26/04/2019 – Martin Auerbach’s column — auf Deutsch lesen
“Me first” – losing the ability to shift one’s perspective
Putting yourself in the other person’s shoes? For many people, it seems to be a lost art. And yet it is crucial to mutual understanding.
Trying to understand the opposite
We’ve all seen it: a heated discussion on a controversial subject between two individuals, both of them trying to defend their positions with as many arguments as possible. In the end, both sides remain frustrated because they each stuck rigidly to their positions and couldn’t understand why the other wasn’t moved by the overwhelming force of their argument. And yet it would be relatively easy to find out what was important to the other side, if each would only listen to what the other had to say; to understand more about the other’s world, they need only ask why such and such a point is important to them. Bad experiences, fear and anxiety can be a significant factor in the other person’s initially incomprehensible attitudes, but moral and ethical positions are also often lurking unrecognised in the background. If I know what drives or motivates the other person, I can put myself in their shoes, grasp their behaviour or attitude and ideally accept it, or at least take it into account in seeking a solution.

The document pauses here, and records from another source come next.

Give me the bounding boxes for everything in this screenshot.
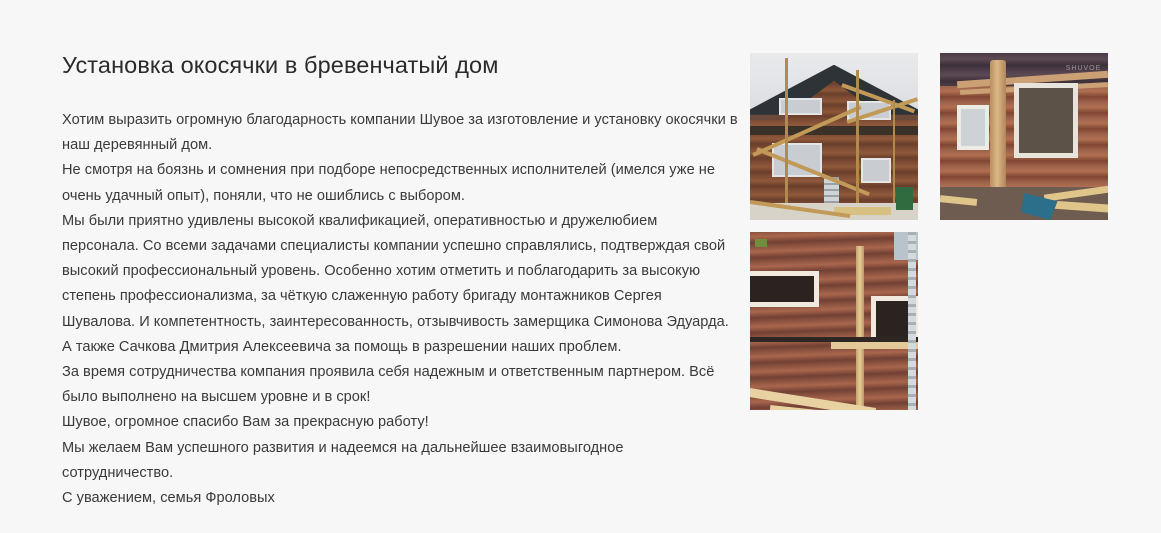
watermark-icon	[755, 239, 767, 247]
photo-artwork	[750, 53, 918, 220]
photo-gallery: SHUVOE	[750, 53, 1108, 410]
paragraph: Хотим выразить огромную благодарность ко…	[62, 108, 738, 158]
paragraph: За время сотрудничества компания проявил…	[62, 360, 738, 410]
scaffold-pole	[908, 232, 916, 410]
window-opening	[750, 271, 819, 307]
page-title: Установка окосячки в бревенчатый дом	[62, 50, 738, 80]
paragraph: С уважением, семья Фроловых	[62, 486, 738, 511]
timber-shelf	[831, 342, 918, 349]
casing-frame	[856, 246, 864, 410]
log-house-scaffolding-photo[interactable]	[750, 53, 918, 220]
paragraph: Мы были приятно удивлены высокой квалифи…	[62, 209, 738, 360]
paragraph: Не смотря на боязнь и сомнения при подбо…	[62, 158, 738, 208]
green-object	[896, 187, 913, 210]
watermark-text: SHUVOE	[1066, 65, 1102, 72]
paragraph: Мы желаем Вам успешного развития и надее…	[62, 436, 738, 486]
window-opening	[1014, 83, 1078, 158]
window-opening	[861, 158, 891, 183]
testimonial-page: Установка окосячки в бревенчатый дом Хот…	[0, 0, 1161, 533]
window-opening	[957, 105, 989, 150]
photo-artwork: SHUVOE	[940, 53, 1108, 220]
photo-artwork	[750, 232, 918, 410]
log-wall-two-windows-photo[interactable]	[750, 232, 918, 410]
paragraph: Шувое, огромное спасибо Вам за прекрасну…	[62, 410, 738, 435]
scaffold-pole	[856, 70, 859, 220]
article-content: Установка окосячки в бревенчатый дом Хот…	[62, 50, 738, 511]
log-wall-window-opening-photo[interactable]: SHUVOE	[940, 53, 1108, 220]
scaffold-pole	[785, 58, 788, 220]
scaffold-pole	[893, 100, 896, 220]
testimonial-body: Хотим выразить огромную благодарность ко…	[62, 108, 738, 511]
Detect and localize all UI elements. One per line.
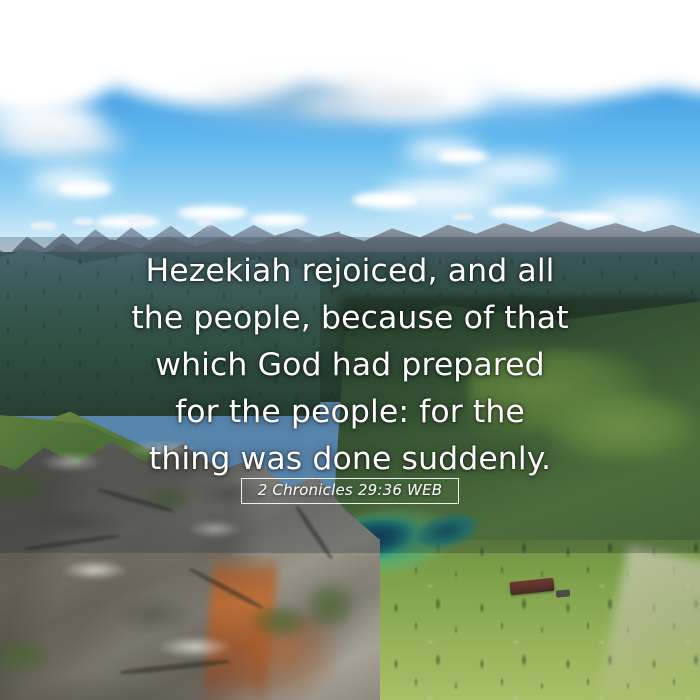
rock-highlight: [188, 520, 242, 538]
cloud-puff: [466, 160, 562, 182]
snow-patch: [624, 216, 646, 222]
snow-patch: [126, 216, 150, 223]
snow-patch: [30, 222, 56, 230]
cloud-puff: [0, 128, 124, 154]
rock-highlight: [62, 560, 128, 580]
mountain-hut-outbuilding: [556, 589, 571, 597]
rock-moss: [252, 606, 308, 636]
rock-moss: [0, 640, 50, 674]
verse-reference-badge: 2 Chronicles 29:36 WEB: [241, 478, 460, 504]
snow-patch: [74, 218, 94, 225]
rock-moss: [306, 582, 354, 628]
cloud-puff: [438, 150, 488, 163]
cloud-puff: [300, 92, 450, 116]
verse-text: Hezekiah rejoiced, and all the people, b…: [0, 248, 700, 483]
rock-highlight: [158, 636, 232, 658]
snow-patch: [196, 220, 214, 226]
cloud-puff: [58, 182, 112, 196]
reference-container: 2 Chronicles 29:36 WEB: [0, 478, 700, 504]
snow-patch: [452, 214, 474, 220]
verse-image-card: Hezekiah rejoiced, and all the people, b…: [0, 0, 700, 700]
snow-patch: [546, 212, 572, 218]
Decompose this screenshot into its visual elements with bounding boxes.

Shifting one’s perspective is enormously helpful in everyday disagreements
In doing so, a person can gain a significant advantage, in my opinion, over a rigid opponent who is fixated on himself and his own arguments. Simply asking the other party, “Please just put yourself in my position,” can also open them up to a different point of view.
This ability to change perspective, however, seems to have disappeared in many of our fellow human beings. My favourite example can be observed any day of the week at any German grocery discount chain. There’ll always be at least one driver parked directly in front of the entrance – in the very place where there is absolutely no space for a car – despite the availability of empty parking spaces. How much energy does it take for the errant driver to edit from view the overwhelming number of properly parked vehicles and the free parking spaces, and to stick rigidly to his or her own, admittedly comfortable but with regard to other people quite inconsiderate, point of view?
It’s all a matter of perspective, said the driver as he drove down the motorway in the wrong direction. Hearing several radio warnings of a car heading into oncoming traffic, he called the police in a rage to put them right: “What do you mean, one car? There are thousands of them!”